As I’ve discussed in prior articles, it is critical that investors treat their investment portfolio much the same way they would approach running a business; that is, with a focus on profitability and maintaining a stable cash flow.
One such sector that continues to perform well, and pay investors a handsome tax-efficient monthly income, is Canadian real estate investment trusts (REITs).
Income-oriented investors have long held REITs as a core portfolio holding.
Canadian REITs were first introduced in 1993 as a way for investors to participate in real estate, without actually owning the real estate itself. They have since grown in scope and popularity. REITs own and manage the properties, while investors collect a regular stream of predictable income along the way. REITs operate in such diverse sectors as apartment properties, commercial, shopping malls, industrial, senior living and grocery stores, to name a few.
With an economic recovery that remains uncertain, it is crucial to be able to understand how the companies operate and how to pick the winners from the remainder of the pack.
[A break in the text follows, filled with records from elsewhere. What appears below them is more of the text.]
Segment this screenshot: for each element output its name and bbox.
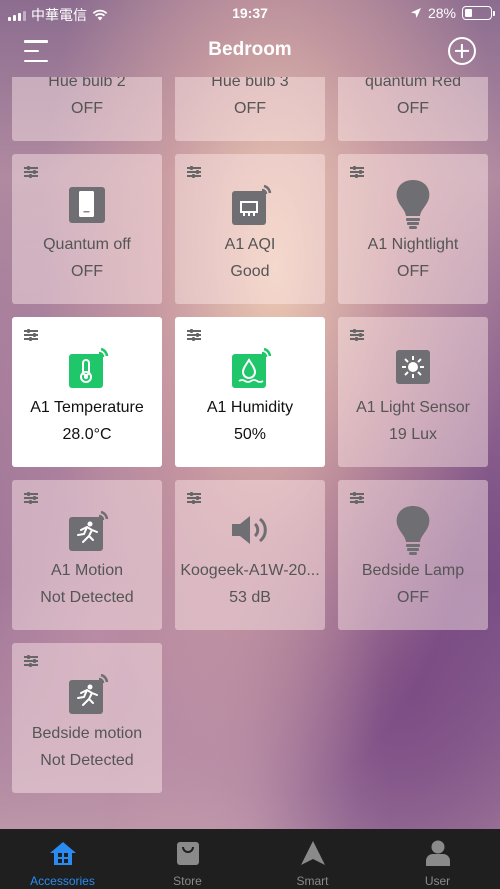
accessory-tile[interactable]: Quantum off OFF <box>12 154 162 304</box>
accessory-name: A1 Humidity <box>206 399 294 416</box>
accessory-state: OFF <box>234 100 266 117</box>
accessory-tile[interactable]: A1 AQI Good <box>175 154 325 304</box>
accessory-tile[interactable]: quantum Red OFF <box>338 77 488 141</box>
accessory-name: quantum Red <box>364 77 462 90</box>
accessory-tile[interactable]: A1 Motion Not Detected <box>12 480 162 630</box>
accessory-name: Bedside Lamp <box>361 562 465 579</box>
lightbulb-icon <box>385 502 441 558</box>
tab-user[interactable]: User <box>375 829 500 889</box>
accessory-tile[interactable]: A1 Light Sensor 19 Lux <box>338 317 488 467</box>
home-icon <box>48 839 78 867</box>
navigation-arrow-icon <box>298 839 328 867</box>
accessory-state: Not Detected <box>40 589 134 606</box>
accessory-state: 53 dB <box>229 589 271 606</box>
status-bar: 中華電信 19:37 28% <box>0 0 500 26</box>
accessory-tile[interactable]: Hue bulb 2 OFF <box>12 77 162 141</box>
accessory-state: OFF <box>397 263 429 280</box>
tab-label: User <box>424 874 451 888</box>
tab-label: Accessories <box>30 874 95 888</box>
tab-store[interactable]: Store <box>125 829 250 889</box>
accessory-tile[interactable]: A1 Temperature 28.0°C <box>12 317 162 467</box>
accessory-grid[interactable]: Hue bulb 2 OFF Hue bulb 3 OFF quantum Red OFF… <box>0 77 500 829</box>
accessory-state: 50% <box>233 426 267 443</box>
sliders-icon[interactable] <box>24 492 38 504</box>
user-icon <box>423 839 453 867</box>
tab-accessories[interactable]: Accessories <box>0 829 125 889</box>
accessory-state: OFF <box>397 589 429 606</box>
sliders-icon[interactable] <box>187 329 201 341</box>
sliders-icon[interactable] <box>350 166 364 178</box>
light-sensor-icon <box>385 339 441 395</box>
accessory-name: Quantum off <box>43 236 131 253</box>
accessory-name: A1 Temperature <box>30 399 144 416</box>
accessory-tile[interactable]: Hue bulb 3 OFF <box>175 77 325 141</box>
add-accessory-button[interactable] <box>448 37 476 65</box>
motion-sensor-icon <box>59 665 115 721</box>
air-quality-sensor-icon <box>222 176 278 232</box>
accessory-state: Good <box>230 263 270 280</box>
accessory-name: Koogeek-A1W-20... <box>180 562 320 579</box>
accessory-tile[interactable]: Bedside motion Not Detected <box>12 643 162 793</box>
accessory-name: A1 Light Sensor <box>356 399 470 416</box>
accessory-state: OFF <box>397 100 429 117</box>
thermometer-sensor-icon <box>59 339 115 395</box>
tab-bar: Accessories Store Smart User <box>0 829 500 889</box>
app-header: Bedroom <box>0 26 500 78</box>
accessory-state: 28.0°C <box>62 426 112 443</box>
accessory-name: A1 Nightlight <box>367 236 459 253</box>
accessory-tile[interactable]: Bedside Lamp OFF <box>338 480 488 630</box>
accessory-name: Hue bulb 3 <box>211 77 289 90</box>
tab-label: Store <box>173 874 202 888</box>
accessory-state: OFF <box>71 100 103 117</box>
battery-icon <box>462 6 495 20</box>
sliders-icon[interactable] <box>350 329 364 341</box>
sliders-icon[interactable] <box>350 492 364 504</box>
sliders-icon[interactable] <box>187 166 201 178</box>
accessory-state: 19 Lux <box>388 426 438 443</box>
switch-icon <box>59 176 115 232</box>
battery-percent: 28% <box>427 5 456 21</box>
accessory-name: A1 AQI <box>224 236 276 253</box>
speaker-icon <box>222 502 278 558</box>
tab-label: Smart <box>296 874 329 888</box>
sliders-icon[interactable] <box>187 492 201 504</box>
sliders-icon[interactable] <box>24 655 38 667</box>
accessory-name: Bedside motion <box>31 725 143 742</box>
accessory-name: Hue bulb 2 <box>48 77 126 90</box>
page-title: Bedroom <box>208 39 292 60</box>
humidity-sensor-icon <box>222 339 278 395</box>
motion-sensor-icon <box>59 502 115 558</box>
accessory-name: A1 Motion <box>50 562 124 579</box>
lightbulb-icon <box>385 176 441 232</box>
accessory-tile[interactable]: Koogeek-A1W-20... 53 dB <box>175 480 325 630</box>
sliders-icon[interactable] <box>24 329 38 341</box>
accessory-state: Not Detected <box>40 752 134 769</box>
accessory-state: OFF <box>71 263 103 280</box>
location-arrow-icon <box>410 8 421 18</box>
accessory-tile[interactable]: A1 Nightlight OFF <box>338 154 488 304</box>
tab-smart[interactable]: Smart <box>250 829 375 889</box>
accessory-tile[interactable]: A1 Humidity 50% <box>175 317 325 467</box>
shopping-bag-icon <box>173 839 203 867</box>
sliders-icon[interactable] <box>24 166 38 178</box>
Investors can own these companies directly on the stock exchange, through an actively managed mutual fund, or through a passive exchange traded fund (ETF). It is important to note that with ETFs – such as the iShares REIT ETF – companies are ranked by size, and as such, the ETF’s heaviest weighting is in Canada’s largest REIT, RIOCAN, which is a retail REIT. Perhaps this 25 per cent weighting is unjustified for most portfolios, given Canadians have altered their spending habits.
THE BENEFITS OF A REIT
The number one thing REITs provide is very tax-efficient, monthly income with the opportunity for income growth. A portion of the income may represent a repayment of the principal investment with most of the income being classified as return of capital, which is generally not taxed when the investor receives it. Rather, a return of capital reduces the investor’s cost base and is taxed as a capital gain (i.e., only 50 per cent is included as income) when the investment is ultimately sold. This benefit provides both tax efficiency and tax deferral.
With a diversified REIT portfolio, investors gain a number of significant advantages. Beyond the opportunity for capital appreciation, REITs offer a much higher degree of liquidity than traditional real estate as they trade on major stock exchanges. Also, REITs are currently yielding between four per cent and 11 per cent per annum. For example, a $100,000 investment in a diversified basket of REITs yielding seven per cent will generate income of $7,000 annually.
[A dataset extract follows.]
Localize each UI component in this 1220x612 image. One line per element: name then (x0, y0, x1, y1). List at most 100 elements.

REITs stand to benefit from an aging population, as the leading edge of baby boomers is 64 years of age this year and they are keen to replace lost employment income with income earned from their investment portfolio. Further, many experts predict REITs will benefit from the demise of income trusts at the end of this year as many income trusts are forced to cut their distributions when they convert back to corporations. REITs are exempt from this tax change. As such, well-managed REITs could be a huge beneficiary as large inflows of cash support this sector even further.
THE CANADIAN MODEL
The Canadian model is very different from U.S. REITs in a number of ways. Most notably, the U.S. real estate market relied heavily on securitized mortgages to fund their source of capital. Securitization is the process whereby a lender packages loans as assets and sells them to investors. U.S. lenders had minimal direct exposure to any bad loans, and, being extremely lucrative, they continued to make dubious loans. When the securitization market screeched to a halt in 2008, U.S. REITs saw their cost of capital rise dramatically at the precise time they needed to access capital.
This was not the case in Canada. Canadian lenders are inherently less willing to take risks and did not rely on securitization as their main source of capital. Canadian REITs also have long established relationships with lenders in this country.
CANADIAN REITs AND RETIREMENT INCOME PLANNING
Income seeking investors facing the reality of shortfalls in their retirement income planning should consider the importance of a REIT segment in their portfolio. As all investment decisions pose an element of risk, and past performance does not guarantee future returns, it is best to seek professional advice to ensure the right fit for your portfolio.
The views in this article are solely the work of the author, and not necessarily those of Canaccord. The information herein is drawn from sources believed to be reliable, but its accuracy and completeness is not guaranteed, nor in providing it does the author or Canaccord assume any liability. At time of publication, the author currently owns REITs.